Finishing things is a lot harder than starting them, but the more you finish things, the better you get. Where starting projects is easy, because you are “Creator” and probably have a million ideas you can draw from to build the world and everything in it, finishing it means you have to tie up all the loose ends and bring the ending together with purpose and a sense of satisfaction.

If you start a project without a clear ending in mind, it can make the endings that much more difficult, because you find yourself with all these little pieces that need to be brought together and often no clear vision of how to actually do that.

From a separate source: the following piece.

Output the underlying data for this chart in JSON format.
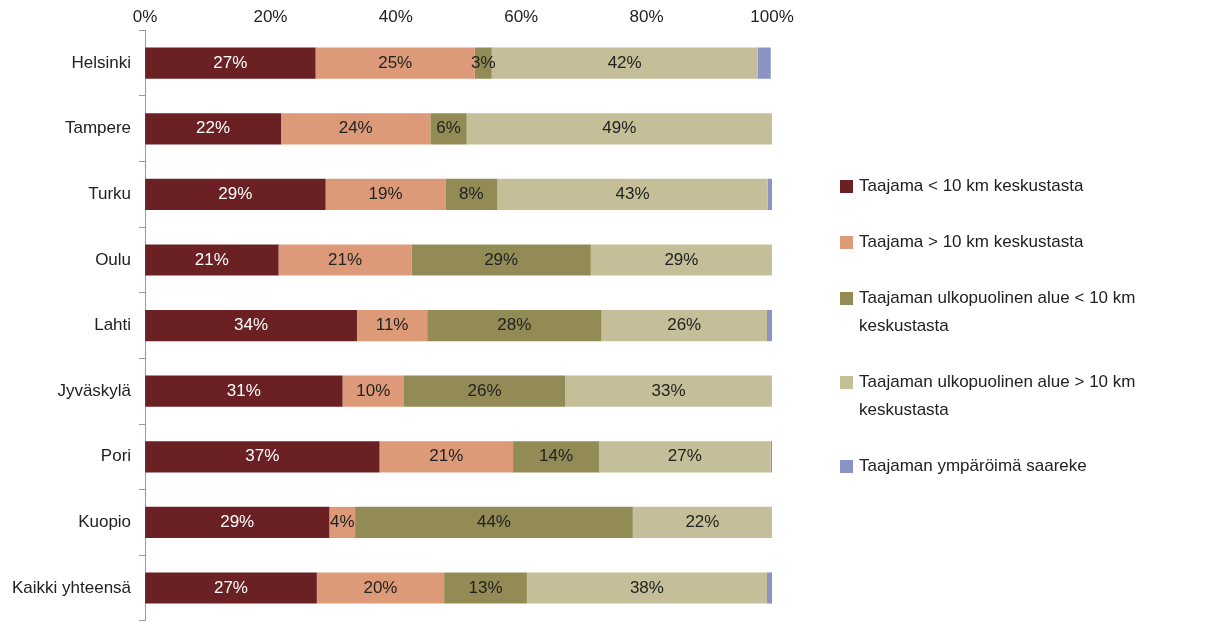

But if when we start a project we consider what the ending will be, it makes it easier to reach that ultimate end goal. Even if the ending is something that comes to us later into the project, that’s okay too obviously, as long as we get there. The point here is to finish, and the more often we do that, the easier it gets. Why?

Finishing projects exercises different thought processes than starting them. It’s a form of problem solving that, rather than spawning ideas off of ideas, you must learn how to tie them together. The more practice you get at it, the easier it will be, and the better you will get. It’s a skill like any other within the craft of writing.

Good endings can parallel beginnings, or draw off of themes established throughout the story. They can answer all the questions, or leave a few. Good endings deserve a post all their own, but the point is that they provide some degree of resolution for the events that transpired throughout the story. Figuring out how to do that – and do it well – is a learned skill.

How can you get better at endings? Get there and write them. Draft short stories with lower word counts and simpler plot lines that make it easier to accomplish, and you’ll begin to figure out what works and what doesn’t. Write nonfiction articles or travel memoirs and consider a meaningful ending for those. While the development will be different for fiction and nonfiction, the practice of drawing those ideas together to a satisfying close is absolutely transferable.

With practice, you may even find that the more comfortable you are with writing endings, the easier they are to reach even with longer, more complicated projects. Once you develop a clear understanding and techniques for rallying the ideas/concepts together, it gets easier to conjure impactful, meaningful ways to write endings.